Deze maand

Hedwig Selles

Nieuwsgierig jakkerde ik van de ene kant naar de andere kant van de hal. Scheerde verliefd over de bamboemanden vol pasgeboren kuikentjes waar grif munten voor werden neergeteld. Ze zagen me niet, de donzige kuikens en de hoofden en de petten met hun hakmessen. Ze waren bezig met hete dampende olie en grote gebutste ketels boven open vuur.

Behalve de gehurkte man, die me opviel omdat hij afwezig in de verte staarde. Zijn ogen waren rood en hij kneep ze meermaals tot spleetjes in de paar seconden dat ik naast hem neerstreek. Zorgvuldig negeerde ik het koude ei dat hij afpelde. Ik deed alsof ik mijn vleugels moest opvouwen. ‘Ik weet wel dat je luistert, maar bewaar afstand,’ zei hij nadat hij zijn neus had opgehaald. Rond zijn sloffen krioelden mieren alsof ze elkaar hadden gemist. ‘Wees goed voor alles wat leeft en behoeftig is,’ zei hij, ‘want de hemel kijkt mee.’ Hij bood me een stukje hardgekookt ei aan. Ik knikte ‘heel vriendelijk van u’ en dacht aan mijn broertje boven in de nok van de hal. De jongste, die nog altijd onder de oksel van mijn moeder hing.

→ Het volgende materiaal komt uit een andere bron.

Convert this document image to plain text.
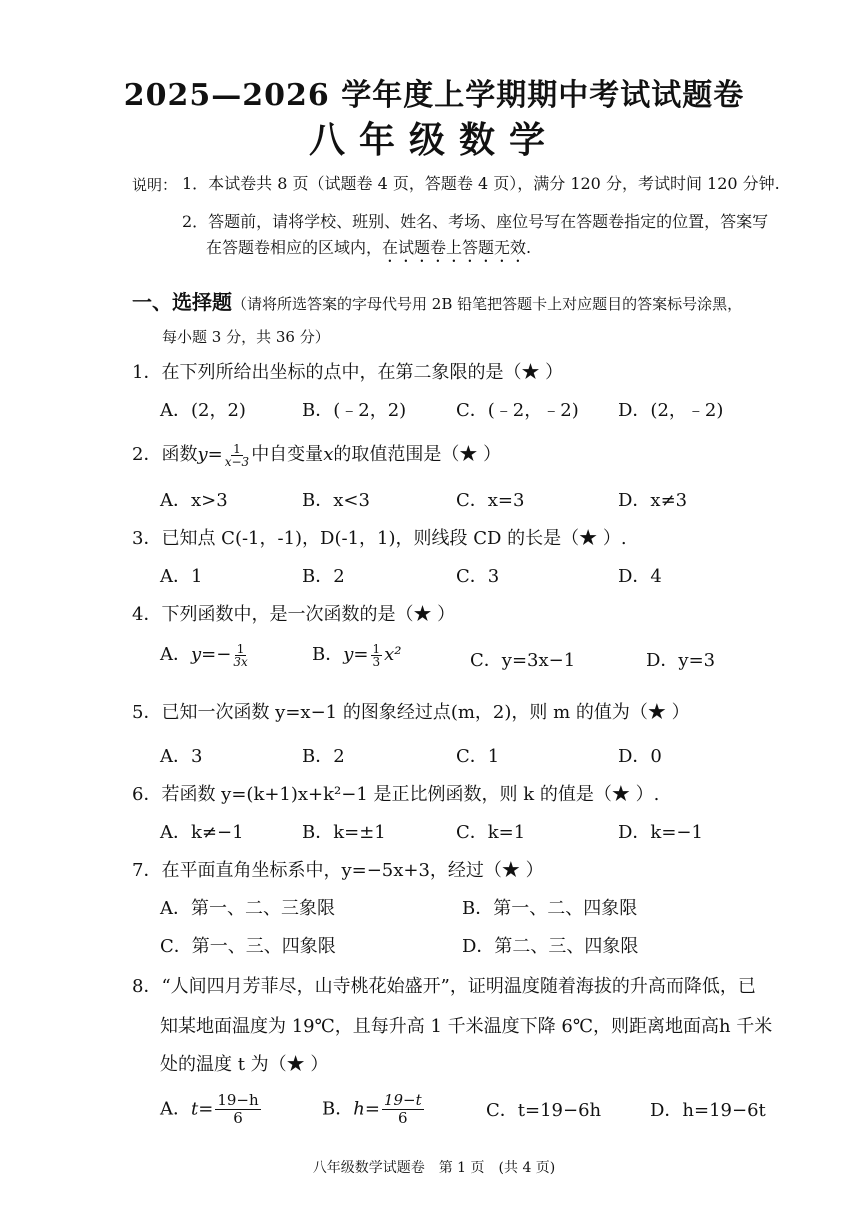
2025—2026 学年度上学期期中考试试题卷
八年级数学
说明： 1．本试卷共 8 页（试题卷 4 页，答题卷 4 页），满分 120 分，考试时间 120 分钟.
2．答题前，请将学校、班别、姓名、考场、座位号写在答题卷指定的位置，答案写
在答题卷相应的区域内，在试题卷上答题无效.
一、选择题（请将所选答案的字母代号用 2B 铅笔把答题卡上对应题目的答案标号涂黑，
每小题 3 分，共 36 分）
1．在下列所给出坐标的点中，在第二象限的是（★ ）
A．(2，2)	B．(﹣2，2)	C．(﹣2，﹣2) D．(2，﹣2)
2．函数$y= \frac{1}{x-3}$ 中自变量x的取值范围是（★ ）
A．x>3	B．x<3	C．x=3	D．x≠3
3．已知点 C(-1，-1)，D(-1，1)，则线段 CD 的长是（★ ）.
A．1	B．2	C．3	D．4
4．下列函数中，是一次函数的是（★ ）
A．$y=- \frac{1}{3x}$	B．$y= \frac{1}{3} x^2$	C．y=3x−1	D．y=3
5．已知一次函数 y=x−1 的图象经过点(m，2)，则 m 的值为（★ ）
A．3	B．2	C．1	D．0
6．若函数 y=(k+1)x+k²−1 是正比例函数，则 k 的值是（★ ）.
A．k≠−1	B．k=±1	C．k=1	D．k=−1
7．在平面直角坐标系中，y=−5x+3，经过（★ ）
A．第一、二、三象限	B．第一、二、四象限
C．第一、三、四象限	D．第二、三、四象限
8．“人间四月芳菲尽，山寺桃花始盛开”，证明温度随着海拔的升高而降低，已
知某地面温度为 19℃，且每升高 1 千米温度下降 6℃，则距离地面高h 千米
处的温度 t 为（★ ）
A．$t= \frac{19-h}{6}$	B．$h= \frac{19-t}{6}$	C．t=19−6h	D．h=19−6t
八年级数学试题卷　第 1 页　(共 4 页)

‘Kende jij hem?’ vroeg mijn moeder me een paar dagen later. Ik voelde een steek in mijn borst en wendde mijn gezicht af. Mijn moeder kriebelde even mijn broertje waarna ze mij nogmaals aankeek. De vraag was blijven hangen. ‘Het was een broze grootvader, een verschoppeling,’ antwoordde ik. Mijn moeder schrok, omdat ze zelf ooit als een verschoppeling in een zeecontainer de oceaan was overgestoken. Ze drukte automatisch mijn broertje dichter tegen zich aan waarna ze een paar keer aan zijn puntige schouder trok. ‘Je hoeft je geen zorgen te maken, hij hield afstand.’ Mijn moeder ontspande.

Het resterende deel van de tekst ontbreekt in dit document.